3.4. DHME Downregulates BCL-2 by Curbing STAT3 Activation to Induce CRC Cytotoxicity

To further substantiate the role of STAT3-mediated signaling in the cytotoxic action of DHME, we examined the effect of DHME on the downstream effectors of the STAT3 signaling pathway such as the antiapoptotic BCL-2 family members BCL-2, BCL-xL, and MCL-1. Immunoblotting unraveled that DHME showed limited effect on BCL-xL; nevertheless, it obviously downregulated BCL-2 while upregulating MCL-1 (Figure 4A and Supplementary Figure S3A). Notably, DHME-induced BCL-2 downregulation was sabotaged when STAT3 remained active, as evidenced by the restoration of BCL-2 levels in DHME-treated STAT3-C stable clones (Figure 4B and Supplementary Figure S3B).

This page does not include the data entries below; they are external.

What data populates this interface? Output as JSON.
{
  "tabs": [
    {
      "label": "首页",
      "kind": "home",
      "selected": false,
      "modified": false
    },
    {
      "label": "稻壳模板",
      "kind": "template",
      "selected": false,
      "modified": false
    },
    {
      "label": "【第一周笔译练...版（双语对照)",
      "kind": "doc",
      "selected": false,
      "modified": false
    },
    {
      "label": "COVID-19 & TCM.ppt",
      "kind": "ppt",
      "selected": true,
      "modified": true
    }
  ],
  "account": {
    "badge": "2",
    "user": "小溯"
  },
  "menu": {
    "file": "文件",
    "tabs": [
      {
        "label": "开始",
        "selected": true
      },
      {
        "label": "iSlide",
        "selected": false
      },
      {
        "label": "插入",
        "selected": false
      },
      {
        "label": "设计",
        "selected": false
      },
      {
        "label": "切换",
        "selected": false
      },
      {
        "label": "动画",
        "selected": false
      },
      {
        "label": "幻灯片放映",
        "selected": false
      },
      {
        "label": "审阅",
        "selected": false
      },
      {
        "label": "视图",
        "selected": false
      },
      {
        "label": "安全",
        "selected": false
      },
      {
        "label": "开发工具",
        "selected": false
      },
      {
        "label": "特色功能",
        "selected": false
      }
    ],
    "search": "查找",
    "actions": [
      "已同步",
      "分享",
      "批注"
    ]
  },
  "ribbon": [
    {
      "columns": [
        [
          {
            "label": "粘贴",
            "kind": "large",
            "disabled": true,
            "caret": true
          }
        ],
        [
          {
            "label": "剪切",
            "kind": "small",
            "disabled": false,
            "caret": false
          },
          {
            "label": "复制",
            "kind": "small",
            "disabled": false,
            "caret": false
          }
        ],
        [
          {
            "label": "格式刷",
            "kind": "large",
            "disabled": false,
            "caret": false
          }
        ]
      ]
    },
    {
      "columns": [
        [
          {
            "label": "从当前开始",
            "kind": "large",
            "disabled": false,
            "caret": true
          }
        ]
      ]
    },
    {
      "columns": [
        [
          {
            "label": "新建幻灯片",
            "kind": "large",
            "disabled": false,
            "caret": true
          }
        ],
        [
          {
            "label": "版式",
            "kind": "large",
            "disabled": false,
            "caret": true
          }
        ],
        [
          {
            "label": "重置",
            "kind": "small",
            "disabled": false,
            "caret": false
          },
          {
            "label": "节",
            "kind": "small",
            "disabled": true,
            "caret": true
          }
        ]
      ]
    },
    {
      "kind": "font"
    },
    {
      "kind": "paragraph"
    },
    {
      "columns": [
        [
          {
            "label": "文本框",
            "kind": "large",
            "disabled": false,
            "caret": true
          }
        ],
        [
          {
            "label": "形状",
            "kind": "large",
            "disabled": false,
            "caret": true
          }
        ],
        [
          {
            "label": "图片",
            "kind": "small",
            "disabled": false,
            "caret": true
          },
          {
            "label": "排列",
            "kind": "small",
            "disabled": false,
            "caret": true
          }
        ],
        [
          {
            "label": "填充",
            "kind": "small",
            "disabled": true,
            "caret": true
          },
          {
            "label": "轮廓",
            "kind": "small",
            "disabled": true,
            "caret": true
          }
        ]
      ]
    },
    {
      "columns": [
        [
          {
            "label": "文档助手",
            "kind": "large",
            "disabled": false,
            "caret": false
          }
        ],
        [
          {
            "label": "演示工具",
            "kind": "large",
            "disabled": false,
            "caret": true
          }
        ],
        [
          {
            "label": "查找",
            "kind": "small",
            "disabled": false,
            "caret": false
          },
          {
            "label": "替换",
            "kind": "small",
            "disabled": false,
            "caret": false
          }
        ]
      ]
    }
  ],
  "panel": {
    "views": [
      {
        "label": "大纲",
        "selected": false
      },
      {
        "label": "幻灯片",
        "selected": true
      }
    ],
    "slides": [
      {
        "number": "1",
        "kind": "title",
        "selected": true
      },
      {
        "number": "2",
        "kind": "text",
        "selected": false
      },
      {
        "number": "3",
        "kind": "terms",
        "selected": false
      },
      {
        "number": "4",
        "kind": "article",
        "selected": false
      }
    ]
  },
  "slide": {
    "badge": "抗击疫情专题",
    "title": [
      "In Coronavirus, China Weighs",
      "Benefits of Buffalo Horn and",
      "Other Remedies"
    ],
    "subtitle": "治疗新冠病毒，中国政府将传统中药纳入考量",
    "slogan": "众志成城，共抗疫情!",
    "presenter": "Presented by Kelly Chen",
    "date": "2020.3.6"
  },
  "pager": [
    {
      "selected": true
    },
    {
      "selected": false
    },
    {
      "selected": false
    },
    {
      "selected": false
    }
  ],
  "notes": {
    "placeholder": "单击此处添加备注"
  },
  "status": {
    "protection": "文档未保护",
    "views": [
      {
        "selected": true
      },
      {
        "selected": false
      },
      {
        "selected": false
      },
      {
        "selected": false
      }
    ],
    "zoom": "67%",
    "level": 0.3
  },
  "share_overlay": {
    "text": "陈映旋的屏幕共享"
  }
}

This finding strongly argues that DHME inhibits STAT3 activation to lower the expression levels of BCL-2. We next addressed whether BCL-2 downregulation mediates the cytotoxic effect of DHME on CRC cells. To this end, we generated CRC cell clones with stable BCL-2 overexpression to evaluate DHME-induced cytotoxicity. Immunoblotting revealed that DHME evidently increased the levels of cleaved PARP (c-PARP) in vector control clones while failing to promote PARP cleavage when BCL-2 was not downregulated (Figure 4C and Supplementary Figure S3C), proving that DHME lowers BCL-2 levels to induce CRC cell apoptosis. In consistence, we also observed that CRC cells was more refractory to DHME-evoked increase in Annexin V-positive (i.e., apoptotic) population when BCL-2 was overexpressed (Figure 4D). Overall, these results indicated that DHME inhibits STAT3 activation to downregulate BCL-2, leading to the induction of apoptosis to kill CRC cells.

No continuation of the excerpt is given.